それほどまでにあの祈りのような動作は、死体達にとって大事なものだろうか。

 部屋の中の食料は良いとして、店員達の部屋に置いてある食料は置いていくしかないか。いや、そもそも店員達はこれからどうするつもりなだろうか。

 店内に入り、カウンターの奥の部屋のドアをノックする。少しして、いつもの店員が部屋から出て来た。

「あぁ! 大丈夫だった? すごかったねえ」

 戦ってるのを見ていたのだろう。

「ここは、もう安全じゃなさそうですし、僕達は、出ようと思ってます。店員さん達は、ずっとここにいるんですか?」

 店員は、諦めたような表情で苦笑いをする。

「どこに居ても、危ないのは、同じだからね。僕達は、大人しくここで助けを待つよ」

 一瞬一緒に逃げるという選択肢が頭に浮かぶが、食料の事を考えると、それは出来ない。

「そうですか……。じゃあ僕達は、荷物を取って来ます」

「ああ」

 四人で階段を上がる。鈴木が寂しそうな顔で俯いている。

「何か悲しいな」

 確かに世話になった人を置いて逃げるようで、気分が悪い。

「スタッフルームに置いてきた食料は、店員さん達へのお礼だと思おう」

 自分自身に言い聞かせるように呟いた。

「しかし、ここを出て、それからどこに行くんだ?」

 刈谷は一番後ろから、ゆっくりと階段を上っている。

「特に決まった当てはないな。でも、この辺のホテルとかが良いんじゃないか?」

「ホテルか。

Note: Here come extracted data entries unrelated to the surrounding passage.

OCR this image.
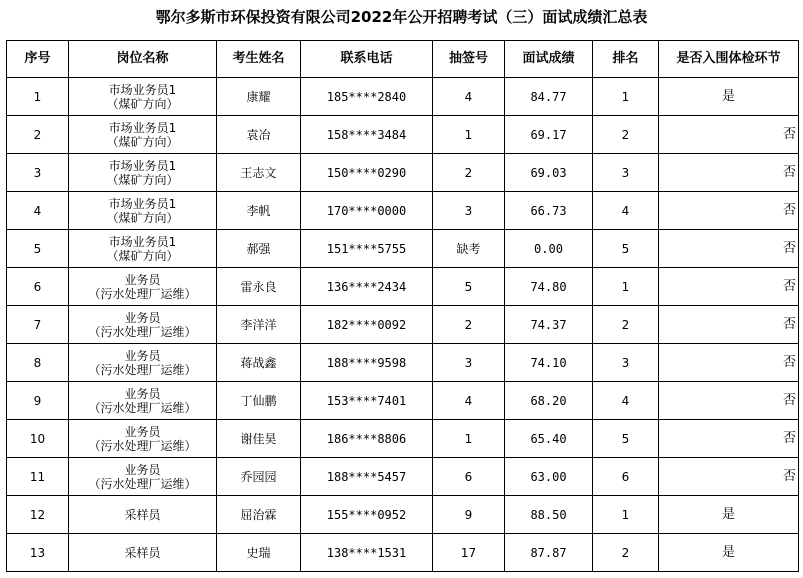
鄂尔多斯市环保投资有限公司2022年公开招聘考试（三）面试成绩汇总表
序号	岗位名称	考生姓名	联系电话	抽签号	面试成绩	排名	是否入围体检环节
1	市场业务员1
（煤矿方向）	康耀	185****2840	4	84.77	1	是
2	市场业务员1
（煤矿方向）	袁冶	158****3484	1	69.17	2	否
3	市场业务员1
（煤矿方向）	王志文	150****0290	2	69.03	3	否
4	市场业务员1
（煤矿方向）	李帆	170****0000	3	66.73	4	否
5	市场业务员1
（煤矿方向）	郝强	151****5755	缺考	0.00	5	否
6	业务员
（污水处理厂运维）	雷永良	136****2434	5	74.80	1	否
7	业务员
（污水处理厂运维）	李洋洋	182****0092	2	74.37	2	否
8	业务员
（污水处理厂运维）	蒋战鑫	188****9598	3	74.10	3	否
9	业务员
（污水处理厂运维）	丁仙鹏	153****7401	4	68.20	4	否
10	业务员
（污水处理厂运维）	谢佳昊	186****8806	1	65.40	5	否
11	业务员
（污水处理厂运维）	乔园园	188****5457	6	63.00	6	否
12	采样员	屈治霖	155****0952	9	88.50	1	是
13	采样员	史瑞	138****1531	17	87.87	2	是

それこそゾンビが入り込んでそうだけどな」

 シンは、携帯を取り出し、何かしている。

「まぁ、とりあえず、この辺のホテルを調べてみるよ」

「出来るだけ大きな所が良いだろ。中で敵と遭遇する確率は低くなるからな」

「あぁ。わかった」

 皆で寝食を共にした3階の部屋が見えてくる。そんなに長くここに居た訳でもないのに、立ち去るとなると、途端に物悲しい気持ちになるから不思議である。

「ん?」

 部屋の中に何か動く影を見つけて、走り出す。あの部屋にもう人はいないはずだ。

「どうした? 急に」

「いや、あれ」

 遅れて来た鈴木が部屋の中をじっと見ている。

「あ?」

 刈谷が鈴木の脇をすり抜け部屋を覗く。

「え……」

 部屋で一組の男女が、俺達の荷物を物色している。どこかで見た顔だ。頭のどこかに二人を見た記憶が有る。

「あ! あいつら」

 ここ数日間の記憶を辿って、ようやく思い出した。何を隠そう、最初にここに来た時、間違えて入った部屋にいたカップルではないか。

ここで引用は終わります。